TAMPA, Fla. (WFLA) — After spending the majority of his life behind bars for a murder he didn’t commit, a Tampa man waiting for money from the State of Florida has Tampa Bay lawmakers fighting to see justice served and relief delivered.

State Sen. Jeff Brandes (R-Pinellas) authored the latest attempt to have state legislators pay Robert DuBoise, 56, for the almost 37 years he spent in jail. He was convicted in 1985 at the age of 18 for the rape and murder of 19-year-old Barbara Grams.

Starting in 2019, the Innocence Project and the 13th Judicial Circuit State Attorney’s Office Conviction Review Unit took another look at DuBoise’s case. The effort took 11 months. Newly examined genetic evidence conclusively proved his innocence in the summer of 2020, and he was exonerated. The investigation is reportedly the first such audit performed by a unit of this type, according to the Innocence Project.

In August 2020, DuBoise finally walked free, but DuBoise’s story doesn’t end there. DuBoise filed for postconviction relief, a way to receive money from the state for time spent in prison for a crime he didn’t commit.

(Robert DuBoise with his mother, Myra; courtesy of Loevy and Loevy Attorneys at Law)

State law typically gives exonerated victims of the justice system $50,000 per year of wrongful incarceration. For DuBoise, that’s almost $2 million. For him to get his relief, at such a high amount, the state legislature has to vote to approve the settlement and pay it.

In 2021, Rep. Andrew Learned (D-Hillsborough) and Sen. Jeff Brandes (R-Pinellas) put forward legislation to get DuBoise his $1.85 million settlement. The effort failed to gain enough approval in the legislature to pass. Additionally, while the state had approved the amount and just needed approval from the House and Senate, a Florida statute blocked him from getting the money due to a prior, non-felony conviction.
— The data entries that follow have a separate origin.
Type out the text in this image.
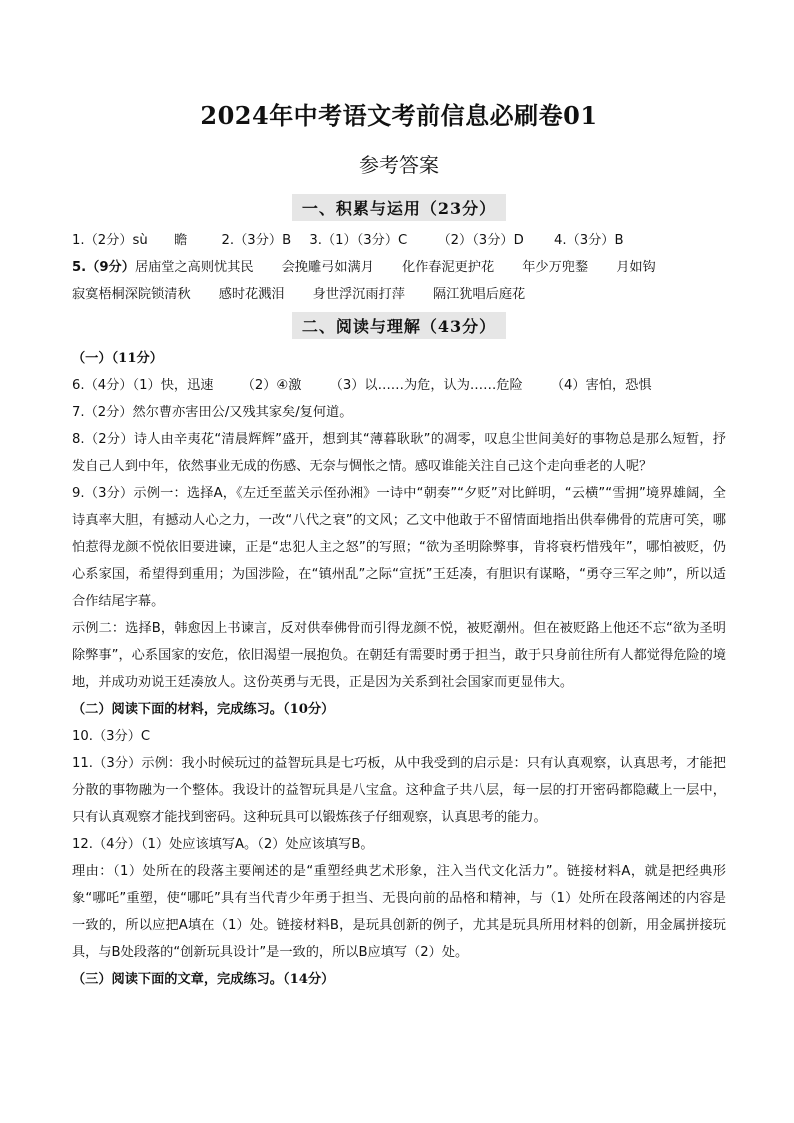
2024年中考语文考前信息必刷卷01
参考答案
一、积累与运用（23分）
1.（2分）sù　　瞻	2.（3分）B 3.（1）（3分）C （2）（3分）D 4.（3分）B
5.（9分）居庙堂之高则忧其民 会挽雕弓如满月 化作春泥更护花 年少万兜鍪 月如钩
寂寞梧桐深院锁清秋 感时花溅泪 身世浮沉雨打萍 隔江犹唱后庭花
二、阅读与理解（43分）
（一）（11分）
6.（4分）（1）快，迅速 （2）④激 （3）以……为危，认为……危险 （4）害怕，恐惧
7.（2分）然尔曹亦害田公/又残其家矣/复何道。
8.（2分）诗人由辛夷花“清晨辉辉”盛开，想到其“薄暮耿耿”的凋零，叹息尘世间美好的事物总是那么短暂，抒发自己人到中年，依然事业无成的伤感、无奈与惆怅之情。感叹谁能关注自己这个走向垂老的人呢？
9.（3分）示例一：选择A，《左迁至蓝关示侄孙湘》一诗中“朝奏”“夕贬”对比鲜明，“云横”“雪拥”境界雄阔，全诗真率大胆，有撼动人心之力，一改“八代之衰”的文风；乙文中他敢于不留情面地指出供奉佛骨的荒唐可笑，哪怕惹得龙颜不悦依旧要进谏，正是“忠犯人主之怒”的写照；“欲为圣明除弊事，肯将衰朽惜残年”，哪怕被贬，仍心系家国，希望得到重用；为国涉险，在“镇州乱”之际“宣抚”王廷凑，有胆识有谋略，“勇夺三军之帅”，所以适合作结尾字幕。
示例二：选择B，韩愈因上书谏言，反对供奉佛骨而引得龙颜不悦，被贬潮州。但在被贬路上他还不忘“欲为圣明除弊事”，心系国家的安危，依旧渴望一展抱负。在朝廷有需要时勇于担当，敢于只身前往所有人都觉得危险的境地，并成功劝说王廷凑放人。这份英勇与无畏，正是因为关系到社会国家而更显伟大。
（二）阅读下面的材料，完成练习。（10分）
10.（3分）C
11.（3分）示例：我小时候玩过的益智玩具是七巧板，从中我受到的启示是：只有认真观察，认真思考，才能把分散的事物融为一个整体。我设计的益智玩具是八宝盒。这种盒子共八层，每一层的打开密码都隐藏上一层中，只有认真观察才能找到密码。这种玩具可以锻炼孩子仔细观察，认真思考的能力。
12.（4分）（1）处应该填写A。（2）处应该填写B。
理由：（1）处所在的段落主要阐述的是“重塑经典艺术形象，注入当代文化活力”。链接材料A，就是把经典形象“哪吒”重塑，使“哪吒”具有当代青少年勇于担当、无畏向前的品格和精神，与（1）处所在段落阐述的内容是一致的，所以应把A填在（1）处。链接材料B，是玩具创新的例子，尤其是玩具所用材料的创新，用金属拼接玩具，与B处段落的“创新玩具设计”是一致的，所以B应填写（2）处。
（三）阅读下面的文章，完成练习。（14分）
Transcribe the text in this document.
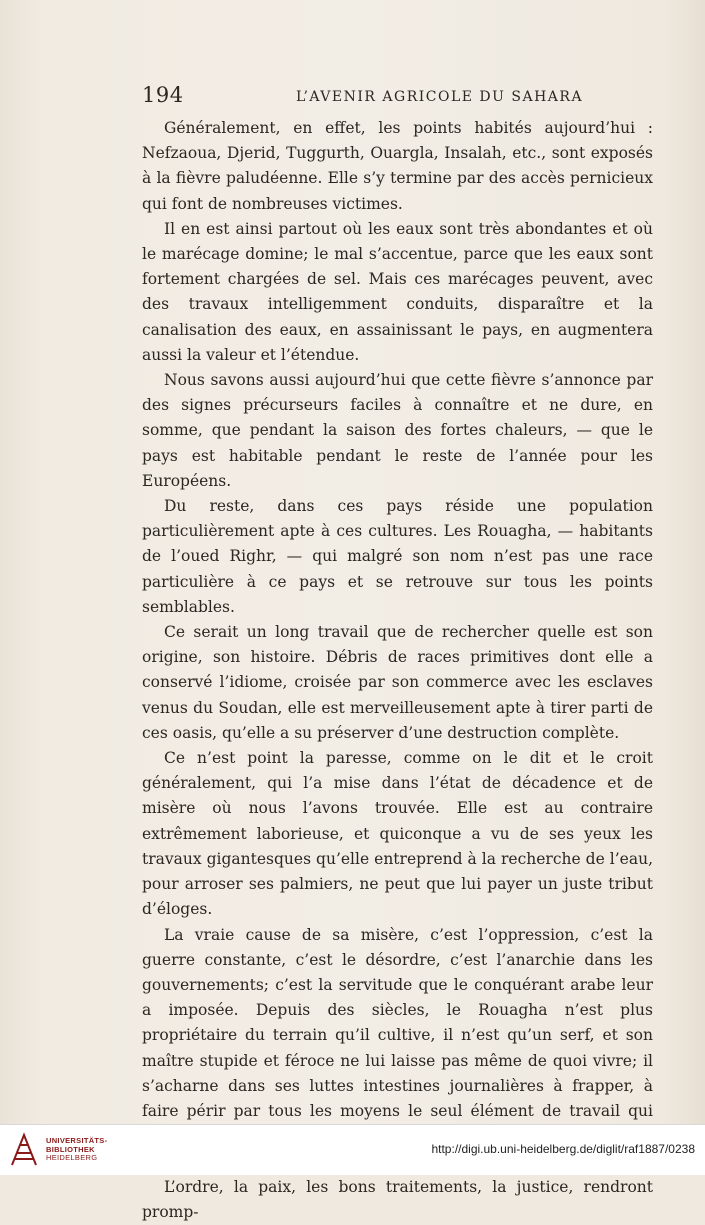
194	L’AVENIR AGRICOLE DU SAHARA

Généralement, en effet, les points habités aujourd’hui : Nefzaoua, Djerid, Tuggurth, Ouargla, Insalah, etc., sont exposés à la fièvre paludéenne. Elle s’y termine par des accès pernicieux qui font de nombreuses victimes.

Il en est ainsi partout où les eaux sont très abondantes et où le marécage domine; le mal s’accentue, parce que les eaux sont fortement chargées de sel. Mais ces marécages peuvent, avec des travaux intelligemment conduits, disparaître et la canalisation des eaux, en assainissant le pays, en augmentera aussi la valeur et l’étendue.

Nous savons aussi aujourd’hui que cette fièvre s’annonce par des signes précurseurs faciles à connaître et ne dure, en somme, que pendant la saison des fortes chaleurs, — que le pays est habitable pendant le reste de l’année pour les Européens.

Du reste, dans ces pays réside une population particulièrement apte à ces cultures. Les Rouagha, — habitants de l’oued Righr, — qui malgré son nom n’est pas une race particulière à ce pays et se retrouve sur tous les points semblables.

Ce serait un long travail que de rechercher quelle est son origine, son histoire. Débris de races primitives dont elle a conservé l’idiome, croisée par son commerce avec les esclaves venus du Soudan, elle est merveilleusement apte à tirer parti de ces oasis, qu’elle a su préserver d’une destruction complète.

Ce n’est point la paresse, comme on le dit et le croit généralement, qui l’a mise dans l’état de décadence et de misère où nous l’avons trouvée. Elle est au contraire extrêmement laborieuse, et quiconque a vu de ses yeux les travaux gigantesques qu’elle entreprend à la recherche de l’eau, pour arroser ses palmiers, ne peut que lui payer un juste tribut d’éloges.

La vraie cause de sa misère, c’est l’oppression, c’est la guerre constante, c’est le désordre, c’est l’anarchie dans les gouvernements; c’est la servitude que le conquérant arabe leur a imposée. Depuis des siècles, le Rouagha n’est plus propriétaire du terrain qu’il cultive, il n’est qu’un serf, et son maître stupide et féroce ne lui laisse pas même de quoi vivre; il s’acharne dans ses luttes intestines journalières à frapper, à faire périr par tous les moyens le seul élément de travail qui

L’ordre, la paix, les bons traitements, la justice, rendront promp-

UNIVERSITÄTS-
BIBLIOTHEK
HEIDELBERG
http://digi.ub.uni-heidelberg.de/diglit/raf1887/0238
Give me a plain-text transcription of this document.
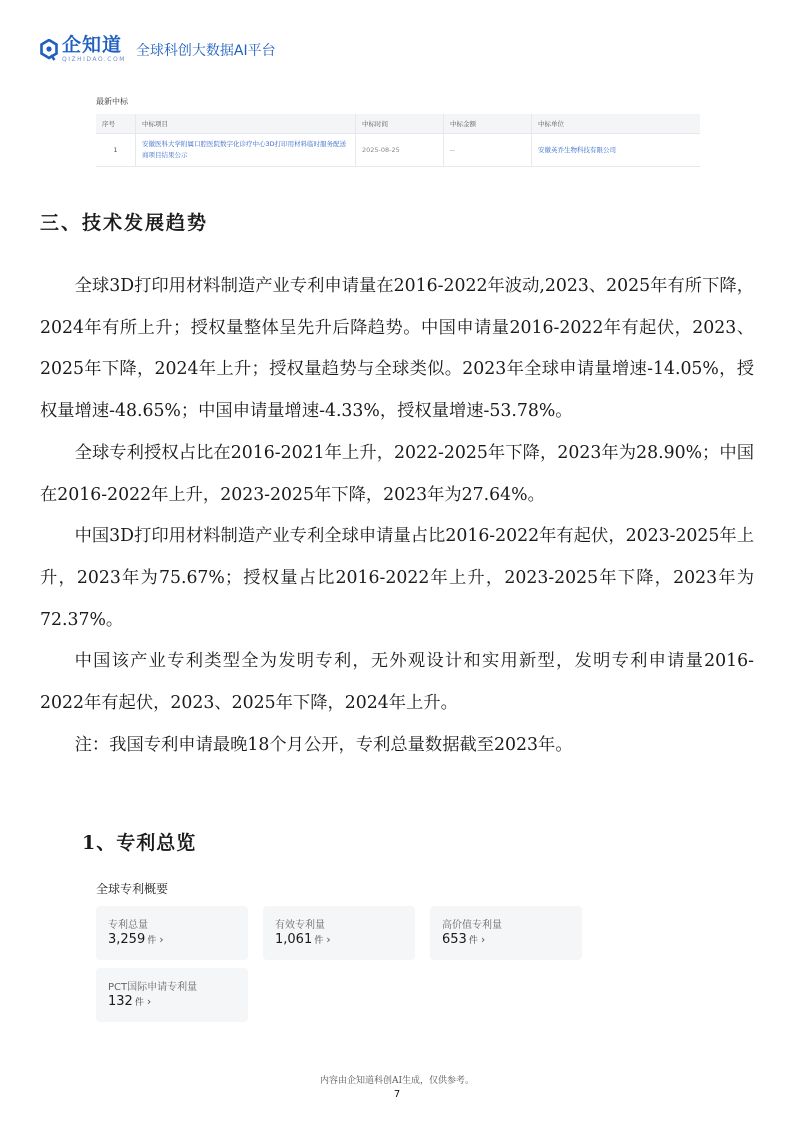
企知道
QIZHIDAO.COM
全球科创大数据AI平台
最新中标
序号	中标项目	中标时间	中标金额	中标单位
1	安徽医科大学附属口腔医院数字化诊疗中心3D打印用材料临时服务配送商项目结果公示	2025-08-25	--	安徽英乔生物科技有限公司
三、技术发展趋势

全球3D打印用材料制造产业专利申请量在2016-2022年波动,2023、2025年有所下降，2024年有所上升；授权量整体呈先升后降趋势。中国申请量2016-2022年有起伏，2023、2025年下降，2024年上升；授权量趋势与全球类似。2023年全球申请量增速-14.05%，授权量增速-48.65%；中国申请量增速-4.33%，授权量增速-53.78%。

全球专利授权占比在2016-2021年上升，2022-2025年下降，2023年为28.90%；中国在2016-2022年上升，2023-2025年下降，2023年为27.64%。

中国3D打印用材料制造产业专利全球申请量占比2016-2022年有起伏，2023-2025年上升，2023年为75.67%；授权量占比2016-2022年上升，2023-2025年下降，2023年为72.37%。

中国该产业专利类型全为发明专利，无外观设计和实用新型，发明专利申请量2016-2022年有起伏，2023、2025年下降，2024年上升。

注：我国专利申请最晚18个月公开，专利总量数据截至2023年。

1、专利总览
全球专利概要
专利总量
3,259 件 ›
有效专利量
1,061 件 ›
高价值专利量
653 件 ›
PCT国际申请专利量
132 件 ›
内容由企知道科创AI生成，仅供参考。
7
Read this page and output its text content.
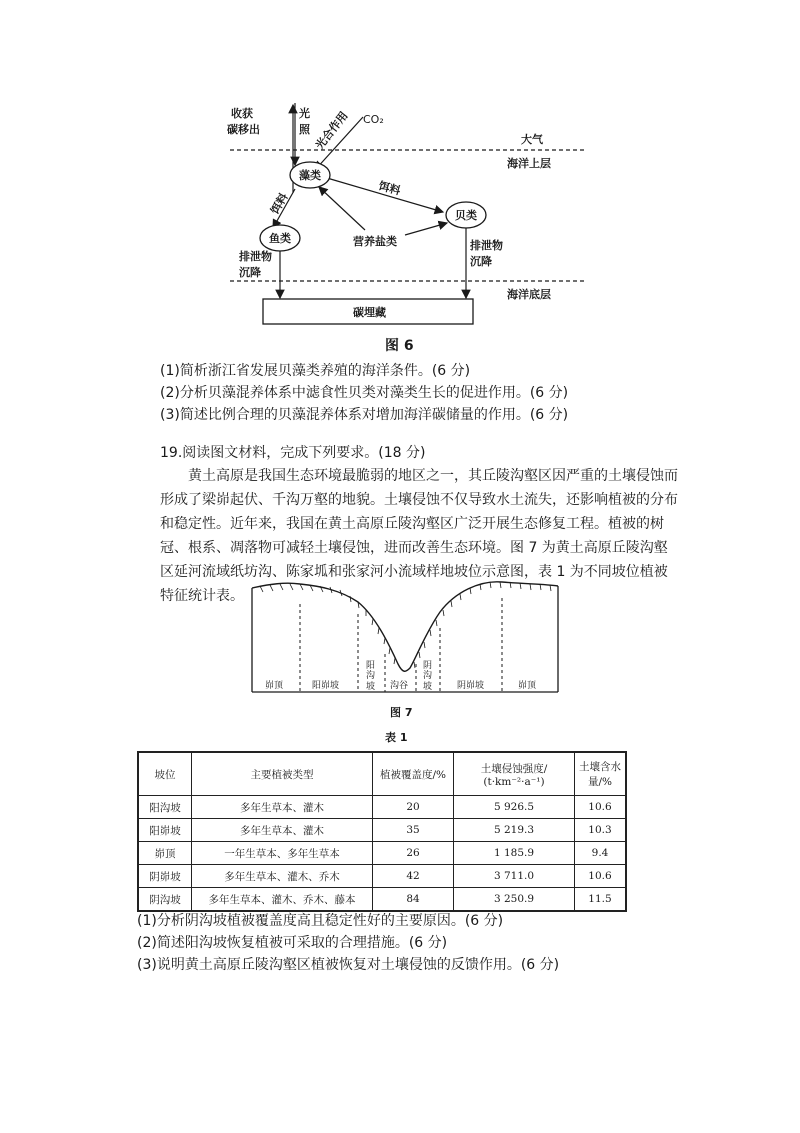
收获
碳移出
光
照 光合作用 CO₂
大气
海洋上层
藻类
饵料
饵料
鱼类
贝类
营养盐类
排泄物
沉降
排泄物
沉降
海洋底层
碳埋藏
图 6
(1)简析浙江省发展贝藻类养殖的海洋条件。(6 分)
(2)分析贝藻混养体系中滤食性贝类对藻类生长的促进作用。(6 分)
(3)简述比例合理的贝藻混养体系对增加海洋碳储量的作用。(6 分)
19.阅读图文材料，完成下列要求。(18 分)
黄土高原是我国生态环境最脆弱的地区之一，其丘陵沟壑区因严重的土壤侵蚀而形成了梁峁起伏、千沟万壑的地貌。土壤侵蚀不仅导致水土流失，还影响植被的分布和稳定性。近年来，我国在黄土高原丘陵沟壑区广泛开展生态修复工程。植被的树冠、根系、凋落物可减轻土壤侵蚀，进而改善生态环境。图 7 为黄土高原丘陵沟壑区延河流域纸坊沟、陈家坬和张家河小流域样地坡位示意图，表 1 为不同坡位植被特征统计表。
峁顶	阳峁坡
阳
沟
坡 沟谷
阴
沟
坡	阴峁坡	峁顶
图 7
表 1
坡位	主要植被类型	植被覆盖度/%	土壤侵蚀强度/
(t·km⁻²·a⁻¹)	土壤含水量/%
阳沟坡	多年生草本、灌木	20	5 926.5	10.6
阳峁坡	多年生草本、灌木	35	5 219.3	10.3
峁顶	一年生草本、多年生草本	26	1 185.9	9.4
阴峁坡	多年生草本、灌木、乔木	42	3 711.0	10.6
阴沟坡	多年生草本、灌木、乔木、藤本	84	3 250.9	11.5
(1)分析阴沟坡植被覆盖度高且稳定性好的主要原因。(6 分)
(2)简述阳沟坡恢复植被可采取的合理措施。(6 分)
(3)说明黄土高原丘陵沟壑区植被恢复对土壤侵蚀的反馈作用。(6 分)
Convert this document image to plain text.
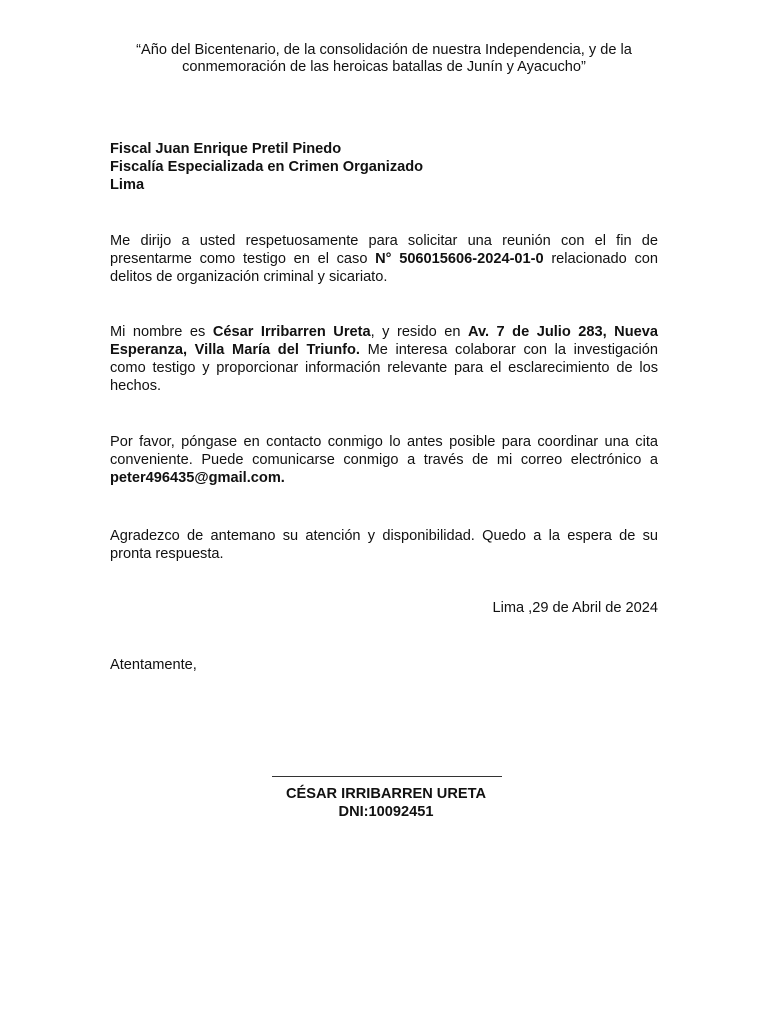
“Año del Bicentenario, de la consolidación de nuestra Independencia, y de la
conmemoración de las heroicas batallas de Junín y Ayacucho”
Fiscal Juan Enrique Pretil Pinedo
Fiscalía Especializada en Crimen Organizado
Lima
Me dirijo a usted respetuosamente para solicitar una reunión con el fin de presentarme como testigo en el caso N° 506015606-2024-01-0 relacionado con delitos de organización criminal y sicariato.
Mi nombre es César Irribarren Ureta, y resido en Av. 7 de Julio 283, Nueva Esperanza, Villa María del Triunfo. Me interesa colaborar con la investigación como testigo y proporcionar información relevante para el esclarecimiento de los hechos.
Por favor, póngase en contacto conmigo lo antes posible para coordinar una cita conveniente. Puede comunicarse conmigo a través de mi correo electrónico a peter496435@gmail.com.
Agradezco de antemano su atención y disponibilidad. Quedo a la espera de su pronta respuesta.
Lima ,29 de Abril de 2024
Atentamente,
CÉSAR IRRIBARREN URETA
DNI:10092451
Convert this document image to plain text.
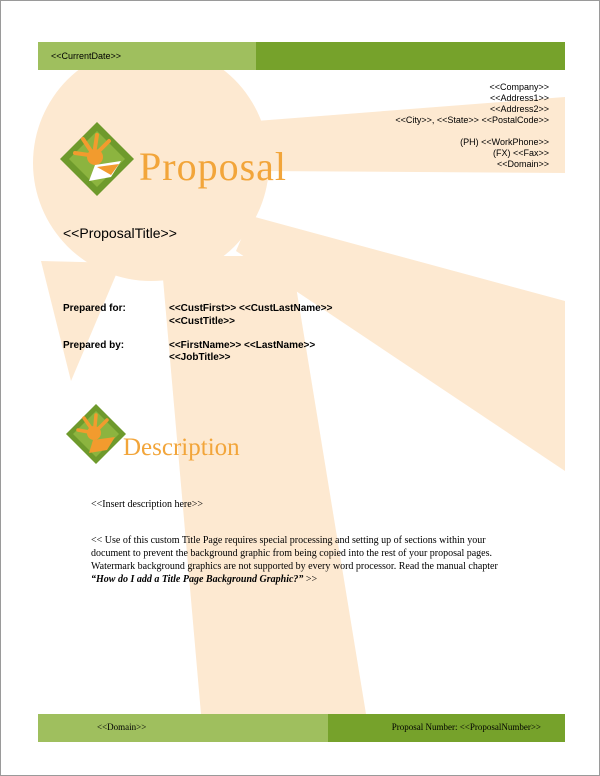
<<CurrentDate>>
<<Company>>
<<Address1>>
<<Address2>>
<<City>>, <<State>> <<PostalCode>>
(PH) <<WorkPhone>>
(FX) <<Fax>>
<<Domain>>
Proposal
<<ProposalTitle>>
Prepared for:	<<CustFirst>> <<CustLastName>>
<<CustTitle>>
Prepared by:	<<FirstName>> <<LastName>>
<<JobTitle>>
Description
<<Insert description here>>
<< Use of this custom Title Page requires special processing and setting up of sections within your
document to prevent the background graphic from being copied into the rest of your proposal pages.
Watermark background graphics are not supported by every word processor. Read the manual chapter
“How do I add a Title Page Background Graphic?” >>
<<Domain>>	Proposal Number: <<ProposalNumber>>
Called a clean hands provision, Florida law requires a clean record for wrongfully convicted residents to receive relief. In November 2021, Brandes filed legislation to waive the clean hands provision for DuBoise. Similar action had been taken for another individual in 2020. Since his release, DuBoise has worked as a handyman and lives with his mother.

Should the effort to pay DuBoise and waive the clean hands provision pass in 2022, he would receive the $1.85 million, plus a free education for up to 120 hours of trade school or traditional college at a state college or university.

Both lawmakers, Learned and Brandes, have renewed their efforts in the current legislative session to get DuBoise the money Florida owes him for the life he spent in jail.